OKE virtual nodes' per-vCPU charge comes in below public list pricing in US-East for x86/Linux systems in Fargate ($0.04048) and Azure Container Instances ($0.04050).

However, pinning down an exact comparison between the total costs of these services isn't that simple. AWS, Azure and Google pricing pages break down the associated cloud resource costs such as memory, ephemeral storage and limited-duration Windows OS licensing charges, among others. These also vary by region, operating system and processor type. Additional infrastructure costs factor in to the overall cost equation for OKE users too, without the regional price variation.

Rob Strechay, founder, Smuget ConsultingRob Strechay

In addition to free resource tiers, all vendors also offer different resource prices for spot VM instances and reserved instances, further muddying the cost comparison waters.

"OCI is competing on price and SLAs that are the same as the other clouds and still complex and practically meaningless," said Rob Strechay, founder at Smuget Consulting. "Pricing at all major clouds is way too hard to figure out up front, with organizations not knowing what resources the applications they are building will use."

OKE competition remains powerful

OKE has thousands of users to date, Kumar said. Overall, however, Oracle Cloud remains an underdog: AWS customers number in the millions, while Oracle overall has 430,000 customers, accounting for $42 billion in revenue for fiscal 2022. Oracle Cloud services and license support revenues were $30.2 billion. Cloud license and on-premise license revenues were $5.9 billion. AWS reported $80 billion in revenue for 2022.

But Oracle has a long track record as a software vendor specializing in mission-critical applications, Strechay said, which means these updates could make OKE more enticing for its existing customer base.

"For companies still using an Oracle database as the back-end data repository, it makes sense that they might need to modernize the front-end application," he said.

Pricing at all major clouds is way too hard to figure out up front, with organizations not knowing what resources the applications they are building will use.
Rob StrechayFounder, Smuget Consulting

Oracle claims OKE imposes less potential vendor lock-in than its major competitors because it's based on a standard upstream Kubernetes distribution, to which Oracle has contributed heavily, along with upstream Kubernetes operators.

Oracle also touts OKE's ease of use.

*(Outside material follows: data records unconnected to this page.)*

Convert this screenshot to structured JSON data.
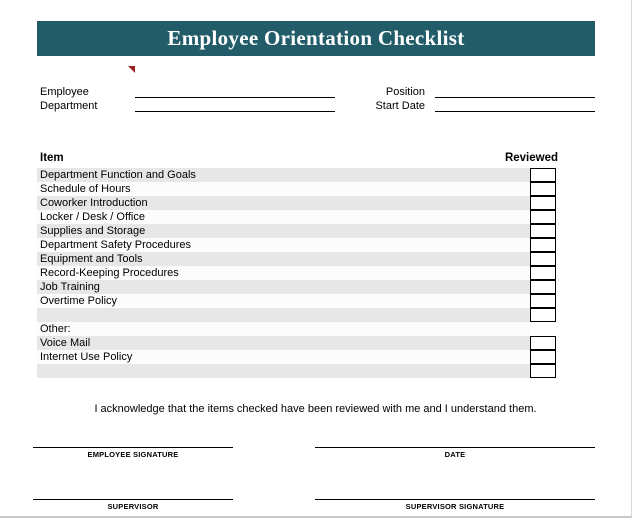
{
  "document": {
    "title": "Employee Orientation Checklist",
    "banner_color": "#225C68",
    "title_color": "#FFFFFF"
  },
  "form_fields": {
    "employee_label": "Employee",
    "employee_value": "",
    "department_label": "Department",
    "department_value": "",
    "position_label": "Position",
    "position_value": "",
    "start_date_label": "Start Date",
    "start_date_value": ""
  },
  "table": {
    "header_item": "Item",
    "header_reviewed": "Reviewed",
    "shaded_row_color": "#E7E7E7",
    "plain_row_color": "#FCFCFC",
    "rows": [
      {
        "label": "Department Function and Goals",
        "shaded": true,
        "checkbox": true,
        "checked": false
      },
      {
        "label": "Schedule of Hours",
        "shaded": false,
        "checkbox": true,
        "checked": false
      },
      {
        "label": "Coworker Introduction",
        "shaded": true,
        "checkbox": true,
        "checked": false
      },
      {
        "label": "Locker / Desk / Office",
        "shaded": false,
        "checkbox": true,
        "checked": false
      },
      {
        "label": "Supplies and Storage",
        "shaded": true,
        "checkbox": true,
        "checked": false
      },
      {
        "label": "Department Safety Procedures",
        "shaded": false,
        "checkbox": true,
        "checked": false
      },
      {
        "label": "Equipment and Tools",
        "shaded": true,
        "checkbox": true,
        "checked": false
      },
      {
        "label": "Record-Keeping Procedures",
        "shaded": false,
        "checkbox": true,
        "checked": false
      },
      {
        "label": "Job Training",
        "shaded": true,
        "checkbox": true,
        "checked": false
      },
      {
        "label": "Overtime Policy",
        "shaded": false,
        "checkbox": true,
        "checked": false
      },
      {
        "label": "",
        "shaded": true,
        "checkbox": true,
        "checked": false
      },
      {
        "label": "Other:",
        "shaded": false,
        "checkbox": false,
        "checked": false
      },
      {
        "label": "Voice Mail",
        "shaded": true,
        "checkbox": true,
        "checked": false
      },
      {
        "label": "Internet Use Policy",
        "shaded": false,
        "checkbox": true,
        "checked": false
      },
      {
        "label": "",
        "shaded": true,
        "checkbox": true,
        "checked": false
      }
    ]
  },
  "acknowledgement": "I acknowledge that the items checked have been reviewed with me and I understand them.",
  "signatures": {
    "employee_signature_caption": "EMPLOYEE SIGNATURE",
    "date_caption": "DATE",
    "supervisor_caption": "SUPERVISOR",
    "supervisor_signature_caption": "SUPERVISOR SIGNATURE"
  }
}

But users have to pay for enhanced clusters to get a supported dashboard alongside other managed add-ons such as database operators, CoreDNS and Kube-proxy, Strechay noted.

"It would seem that if they were truly going to make ease of management a hallmark of [OKE], the dashboard would be included," Strechay said. "Having a managed Kubernetes service is table stakes. And they are still behind in the cloud."